Bornes quantiques au chaos
Le comportement chaotique des systèmes classiques non linéaires est un effet omniprésent résultant de l’imprévisibilité de leur dynamique complexe. Dans un travail récent, des physiciennes et des physiciens théoriciens - notamment de l'Institut de physique théorique (IPhT - CNRS/CEA) - montrent que des limites au chaos, imposées par la mécanique quantique, sont déterminées par un principe universel d'équilibre thermique.

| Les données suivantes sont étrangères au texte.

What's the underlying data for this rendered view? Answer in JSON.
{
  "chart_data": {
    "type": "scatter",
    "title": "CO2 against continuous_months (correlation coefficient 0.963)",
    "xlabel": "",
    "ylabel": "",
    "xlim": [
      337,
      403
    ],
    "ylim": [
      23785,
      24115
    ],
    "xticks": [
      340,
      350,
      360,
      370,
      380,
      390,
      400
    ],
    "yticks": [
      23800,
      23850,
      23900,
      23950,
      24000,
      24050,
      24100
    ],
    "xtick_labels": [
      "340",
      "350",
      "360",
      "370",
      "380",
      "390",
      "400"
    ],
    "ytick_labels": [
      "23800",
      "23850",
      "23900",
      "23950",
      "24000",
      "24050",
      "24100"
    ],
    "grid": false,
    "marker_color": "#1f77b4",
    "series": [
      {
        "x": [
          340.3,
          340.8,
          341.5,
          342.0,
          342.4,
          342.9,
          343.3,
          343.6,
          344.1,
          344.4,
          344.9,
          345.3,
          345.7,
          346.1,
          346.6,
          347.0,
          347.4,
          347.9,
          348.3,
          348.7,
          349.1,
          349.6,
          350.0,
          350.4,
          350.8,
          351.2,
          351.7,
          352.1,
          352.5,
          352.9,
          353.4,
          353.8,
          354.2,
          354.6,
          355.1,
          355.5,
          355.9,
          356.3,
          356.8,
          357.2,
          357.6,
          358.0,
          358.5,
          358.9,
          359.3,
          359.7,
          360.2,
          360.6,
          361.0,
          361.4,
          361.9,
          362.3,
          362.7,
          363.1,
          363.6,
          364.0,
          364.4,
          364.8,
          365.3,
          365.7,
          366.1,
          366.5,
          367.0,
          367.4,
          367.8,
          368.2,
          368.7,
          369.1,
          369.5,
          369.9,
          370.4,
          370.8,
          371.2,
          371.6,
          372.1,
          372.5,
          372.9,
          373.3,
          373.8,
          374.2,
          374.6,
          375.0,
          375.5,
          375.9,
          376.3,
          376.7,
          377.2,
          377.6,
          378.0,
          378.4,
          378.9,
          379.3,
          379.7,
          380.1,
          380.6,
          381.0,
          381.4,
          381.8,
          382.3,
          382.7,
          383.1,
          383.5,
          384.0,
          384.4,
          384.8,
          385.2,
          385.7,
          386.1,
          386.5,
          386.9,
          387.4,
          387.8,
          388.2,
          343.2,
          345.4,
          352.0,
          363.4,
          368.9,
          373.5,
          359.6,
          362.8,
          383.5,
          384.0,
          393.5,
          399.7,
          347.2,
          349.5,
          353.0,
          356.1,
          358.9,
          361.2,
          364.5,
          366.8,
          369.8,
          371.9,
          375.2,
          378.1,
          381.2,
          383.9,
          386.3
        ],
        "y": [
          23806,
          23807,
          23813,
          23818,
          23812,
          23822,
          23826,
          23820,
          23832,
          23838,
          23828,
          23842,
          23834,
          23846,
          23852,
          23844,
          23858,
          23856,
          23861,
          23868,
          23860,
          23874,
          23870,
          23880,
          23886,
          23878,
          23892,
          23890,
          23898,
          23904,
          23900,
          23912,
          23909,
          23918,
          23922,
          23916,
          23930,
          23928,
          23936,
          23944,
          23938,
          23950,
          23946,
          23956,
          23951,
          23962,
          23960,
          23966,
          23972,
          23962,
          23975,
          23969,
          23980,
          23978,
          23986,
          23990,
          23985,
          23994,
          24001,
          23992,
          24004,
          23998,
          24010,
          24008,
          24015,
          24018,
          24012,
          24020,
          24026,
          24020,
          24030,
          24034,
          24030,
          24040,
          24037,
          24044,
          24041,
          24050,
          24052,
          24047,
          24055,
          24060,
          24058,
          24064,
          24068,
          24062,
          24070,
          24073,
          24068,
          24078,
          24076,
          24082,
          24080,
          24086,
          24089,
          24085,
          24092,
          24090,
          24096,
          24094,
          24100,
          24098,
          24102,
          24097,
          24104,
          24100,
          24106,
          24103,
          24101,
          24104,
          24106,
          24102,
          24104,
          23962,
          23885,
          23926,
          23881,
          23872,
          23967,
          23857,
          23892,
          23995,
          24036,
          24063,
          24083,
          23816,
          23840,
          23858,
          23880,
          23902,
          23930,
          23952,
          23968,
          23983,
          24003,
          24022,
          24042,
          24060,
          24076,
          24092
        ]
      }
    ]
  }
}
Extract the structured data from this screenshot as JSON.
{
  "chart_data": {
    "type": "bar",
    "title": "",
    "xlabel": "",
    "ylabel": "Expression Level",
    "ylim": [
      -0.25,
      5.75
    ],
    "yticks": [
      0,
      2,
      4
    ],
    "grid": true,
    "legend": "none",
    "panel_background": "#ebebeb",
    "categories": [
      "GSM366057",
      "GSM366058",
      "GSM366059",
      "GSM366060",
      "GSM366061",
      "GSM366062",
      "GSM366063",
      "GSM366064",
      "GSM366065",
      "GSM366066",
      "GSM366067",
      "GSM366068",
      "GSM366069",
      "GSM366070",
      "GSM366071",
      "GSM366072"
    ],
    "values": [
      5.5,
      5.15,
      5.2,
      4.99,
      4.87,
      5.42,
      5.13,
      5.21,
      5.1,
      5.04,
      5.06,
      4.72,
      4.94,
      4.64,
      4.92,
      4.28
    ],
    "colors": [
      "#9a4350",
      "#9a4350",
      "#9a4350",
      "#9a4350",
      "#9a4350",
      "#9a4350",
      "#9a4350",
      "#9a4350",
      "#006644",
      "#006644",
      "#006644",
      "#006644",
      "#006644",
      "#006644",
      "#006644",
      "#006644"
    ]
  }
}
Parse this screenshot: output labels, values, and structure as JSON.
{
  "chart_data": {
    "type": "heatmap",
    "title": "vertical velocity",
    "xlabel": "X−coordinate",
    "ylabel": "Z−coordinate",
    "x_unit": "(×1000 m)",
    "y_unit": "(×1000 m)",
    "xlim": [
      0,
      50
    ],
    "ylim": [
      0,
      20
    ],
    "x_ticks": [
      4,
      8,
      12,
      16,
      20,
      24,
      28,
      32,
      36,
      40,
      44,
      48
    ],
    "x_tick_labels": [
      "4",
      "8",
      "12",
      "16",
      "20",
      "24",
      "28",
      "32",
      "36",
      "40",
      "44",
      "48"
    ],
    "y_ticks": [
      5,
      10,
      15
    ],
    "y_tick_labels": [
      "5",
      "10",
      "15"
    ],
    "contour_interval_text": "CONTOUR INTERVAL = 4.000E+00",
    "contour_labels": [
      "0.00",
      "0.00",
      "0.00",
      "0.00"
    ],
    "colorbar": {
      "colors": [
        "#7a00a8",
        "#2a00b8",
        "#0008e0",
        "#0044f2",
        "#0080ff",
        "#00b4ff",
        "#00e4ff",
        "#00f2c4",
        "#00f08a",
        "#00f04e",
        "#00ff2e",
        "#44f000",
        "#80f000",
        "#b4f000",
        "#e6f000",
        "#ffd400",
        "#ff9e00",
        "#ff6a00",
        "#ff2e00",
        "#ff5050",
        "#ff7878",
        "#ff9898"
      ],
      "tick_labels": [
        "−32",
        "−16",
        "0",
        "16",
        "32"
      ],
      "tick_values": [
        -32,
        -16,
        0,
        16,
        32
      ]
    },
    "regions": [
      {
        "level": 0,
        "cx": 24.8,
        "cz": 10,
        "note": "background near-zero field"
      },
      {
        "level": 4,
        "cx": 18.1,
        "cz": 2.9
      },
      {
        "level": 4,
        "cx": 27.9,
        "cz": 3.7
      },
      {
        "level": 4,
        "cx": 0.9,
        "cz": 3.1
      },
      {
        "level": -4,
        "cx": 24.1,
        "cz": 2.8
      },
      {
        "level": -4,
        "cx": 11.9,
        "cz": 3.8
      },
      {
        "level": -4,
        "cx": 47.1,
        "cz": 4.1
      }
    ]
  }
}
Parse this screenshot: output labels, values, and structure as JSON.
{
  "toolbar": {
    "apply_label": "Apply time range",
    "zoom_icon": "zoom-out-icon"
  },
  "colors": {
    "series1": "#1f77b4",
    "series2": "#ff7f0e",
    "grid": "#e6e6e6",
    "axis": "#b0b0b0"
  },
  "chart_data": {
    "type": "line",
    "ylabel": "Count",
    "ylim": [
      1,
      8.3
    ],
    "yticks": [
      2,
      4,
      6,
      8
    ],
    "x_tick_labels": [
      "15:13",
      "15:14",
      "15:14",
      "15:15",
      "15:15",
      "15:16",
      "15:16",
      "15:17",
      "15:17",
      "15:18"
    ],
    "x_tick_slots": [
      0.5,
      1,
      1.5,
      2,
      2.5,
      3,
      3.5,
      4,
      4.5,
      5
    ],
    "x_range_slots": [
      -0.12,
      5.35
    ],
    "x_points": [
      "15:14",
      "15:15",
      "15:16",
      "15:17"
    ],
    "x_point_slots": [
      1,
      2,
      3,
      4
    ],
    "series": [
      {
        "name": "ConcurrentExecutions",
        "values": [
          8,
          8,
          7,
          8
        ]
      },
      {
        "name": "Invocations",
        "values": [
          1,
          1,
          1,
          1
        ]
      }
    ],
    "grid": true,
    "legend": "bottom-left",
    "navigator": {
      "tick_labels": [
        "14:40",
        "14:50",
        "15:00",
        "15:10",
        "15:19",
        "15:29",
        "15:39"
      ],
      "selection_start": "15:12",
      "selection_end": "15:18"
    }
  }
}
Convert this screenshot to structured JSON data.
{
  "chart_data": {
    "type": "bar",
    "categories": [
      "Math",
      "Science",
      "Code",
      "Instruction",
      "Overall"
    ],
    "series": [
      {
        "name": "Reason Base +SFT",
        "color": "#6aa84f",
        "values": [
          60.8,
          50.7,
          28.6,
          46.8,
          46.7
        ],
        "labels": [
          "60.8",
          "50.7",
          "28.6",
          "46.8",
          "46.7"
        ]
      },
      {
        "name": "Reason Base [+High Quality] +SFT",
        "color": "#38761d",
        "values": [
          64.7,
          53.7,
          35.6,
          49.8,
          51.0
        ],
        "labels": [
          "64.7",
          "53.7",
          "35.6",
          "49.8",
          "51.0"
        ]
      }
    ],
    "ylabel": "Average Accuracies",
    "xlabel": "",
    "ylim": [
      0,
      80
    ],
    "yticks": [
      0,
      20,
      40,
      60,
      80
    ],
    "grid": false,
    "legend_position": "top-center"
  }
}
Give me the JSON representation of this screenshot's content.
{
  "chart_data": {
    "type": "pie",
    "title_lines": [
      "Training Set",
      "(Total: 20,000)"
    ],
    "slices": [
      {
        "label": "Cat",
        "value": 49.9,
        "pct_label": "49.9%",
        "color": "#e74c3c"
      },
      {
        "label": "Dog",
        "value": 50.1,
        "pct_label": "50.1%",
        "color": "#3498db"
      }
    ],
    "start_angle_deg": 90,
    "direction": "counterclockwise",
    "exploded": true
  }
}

La plupart des systèmes décrits par la mécanique classique peuvent avoir des comportements chaotiques, ce qu’avait compris Poincaré dès 1888 dans son analyse du problème à trois corps. Dans ces régimes dynamiques, un décalage même minime entre deux configurations de départ voisines croît exponentiellement, les deux systèmes évoluant ensuite de façon complètement différente. Le coefficient de l’exponentielle s’appelle l’exposant maximal de Lyapunov et quantifie le degré de chaoticité du système. Le météorologue Lorenz redécouvrit beaucoup plus tard cette sensibilité aux conditions initiales (et l’imprédictibilité des trajectoires qu’elle implique), et popularisa le phénomène en 1972 sous le nom d’« effet papillon ». En mécanique quantique, trouver la signature de comportements qui seraient l’équivalent du chaos classique est un problème compliqué, malgré le fait que la mécanique classique émerge naturellement de la quantique quand les corps en interaction deviennent macroscopiques. Cette question a fait l’objet de débats intenses depuis des décennies, et récemment des équivalents quantiques de l’exposant de Lyapunov ont été discutés, établissant ainsi que le chaos classique imprime sa marque dans le monde quantique de façon très analogue.
En parallèle, d’autres contributions de ce domaine ont établi que la mécanique quantique influence réciproquement le chaos des systèmes dynamiques, en bornant de façon universelle les exposants de Lyapunov classiques. Ce résultat a suscité un intérêt considérable car il résonne avec d’autres travaux théoriques qui ont montré que la viscosité et la conductivité de certains systèmes sont également contraintes aux basses températures, sans qu’on sache faire encore le lien entre ces propriétés. On a même constaté avec surprise pour certains modèles de trous noirs, ces limites sont atteintes exactement...
Des scientifiques du Laboratoire de physique de l’École Normale Supérieure (LPENS, CNRS/ENS/Sorbonne Univ./Univ. Paris Cité) et de l’Institut de physique théorique (IPhT, CNRS/CEA) viennent d’ajouter un élément important à ce débat, en reliant les bornes quantiques des exposants de Lyapounov à une relation cardinale de la physique statistique (dans sa version quantique), la relation de Fluctuation-Dissipation, énoncée pour la première fois en 1905 par Einstein dans sa théorie du mouvement brownien. Ce lien ouvre une voie prometteuse pour trouver le « chaînon manquant » et relier les différentes bornes quantiques découvertes ces dernières années. Ce travail est publié dans la revue SciPost Phys.
Référence
Quantum bounds and fluctuation-dissipation relations
S. Pappalardi, L. Foini, J. Kurchan, SciPost Phys. 12, 130, paru le 14 avril 2022.